Immune checkpoint inhibitors have altered the treatment landscape significantly in several cancers, yet not enough for many cancer patients. T cell costimulatory receptors have been pursued as targets for the next generation of cancer immunotherapies, however, sufficient clinical efficacy has not yet been achieved. CD137 (TNFRSF9, 4-1BB) provides co-stimulatory signals and activates cytotoxic effects of CD8+ T cells and helps to form memory T cells. In addition, CD137 signalling can activate NK cells and dendritic cells which further supports cytotoxic T cell activation. An agonistic monoclonal antibody to CD137, Urelumab, provided promising clinical efficacy signals but the responses were achieved above the maximum tolerated dose. Utomilumab is another CD137 monoclonal antibody to CD137 but is not as potent as Urelumab. Recent advances in antibody engineering technologies have enabled mitigation of the hepato-toxicity that hampered clinical application of Urelumab and have enabled to maintain similar potency to Urelumab. Next generation CD137 targeting molecules currently in clinical trials support T cell and NK cell expansion in patient samples. CD137 targeting molecules in combination with checkpoint inhibitors or ADCC-enhancing monoclonal antibodies have been sought to improve both clinical safety and efficacy. Further investigation on patient samples will be required to provide insights to understand compensating pathways for future combination strategies involving CD137 targeting agents to optimize and maintain the T cell activation status in tumors.

Modulation of Urelumab glycosylation separates immune stimulatory activity from organ toxicity

Front Immunol 2022 Sep 29;13:970290.PMID:36248847DOI:10.3389/fimmu.2022.970290.
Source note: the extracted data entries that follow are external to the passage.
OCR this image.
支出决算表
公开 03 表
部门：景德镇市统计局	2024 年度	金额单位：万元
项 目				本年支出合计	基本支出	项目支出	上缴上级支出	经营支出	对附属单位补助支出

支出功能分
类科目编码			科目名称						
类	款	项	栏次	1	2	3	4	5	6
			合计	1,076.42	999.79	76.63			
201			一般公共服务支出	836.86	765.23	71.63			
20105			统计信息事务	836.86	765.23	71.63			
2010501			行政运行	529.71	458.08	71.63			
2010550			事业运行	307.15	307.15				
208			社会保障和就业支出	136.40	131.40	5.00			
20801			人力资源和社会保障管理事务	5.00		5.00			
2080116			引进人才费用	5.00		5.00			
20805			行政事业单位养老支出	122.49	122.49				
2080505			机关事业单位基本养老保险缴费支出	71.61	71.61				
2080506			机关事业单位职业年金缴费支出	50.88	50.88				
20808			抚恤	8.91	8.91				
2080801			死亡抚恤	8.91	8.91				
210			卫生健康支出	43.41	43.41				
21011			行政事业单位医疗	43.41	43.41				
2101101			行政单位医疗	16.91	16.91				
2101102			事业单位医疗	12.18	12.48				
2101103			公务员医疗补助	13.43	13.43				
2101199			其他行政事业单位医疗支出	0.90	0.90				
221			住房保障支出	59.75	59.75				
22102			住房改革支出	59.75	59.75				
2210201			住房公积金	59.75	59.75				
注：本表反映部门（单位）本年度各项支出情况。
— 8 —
Checkpoint control and immunomodulatory antibodies have become important tools for modulating tumor or self-reactive immune responses. A major issue preventing to make full use of the potential of these immunomodulatory antibodies are the severe side-effects, ranging from systemic cytokine release syndrome to organ-specific toxicities. The IgG Fc-portion has been demonstrated to contribute to both, the desired as well as the undesired antibody activities of checkpoint control and immunomodulatory antibodies via binding to cellular Fcγ-receptors (FcγR). Thus, choosing IgG subclasses, such as human IgG4, with a low ability to interact with FcγRs has been identified as a potential strategy to limit FcγR or complement pathway dependent side-effects. However, even immunomodulatory antibodies on the human IgG4 background may interact with cellular FcγRs and show dose limiting toxicities. By using a humanized mouse model allowing to study the immunomodulatory activity of human checkpoint control antibodies in vivo, we demonstrate that deglycosylation of the CD137-specific IgG4 antibody Urelumab results in an amelioration of liver toxicity, while maintaining T cell stimulatory activity. In addition, our results emphasize that antibody dosing impacts the separation of side-effects of Urelumab from its therapeutic activity via IgG deglycosylation. Thus, glycoengineering of human IgG4 antibodies may be a possible approach to limit collateral damage by immunomodulatory antibodies and allow for a greater therapeutic window of opportunity.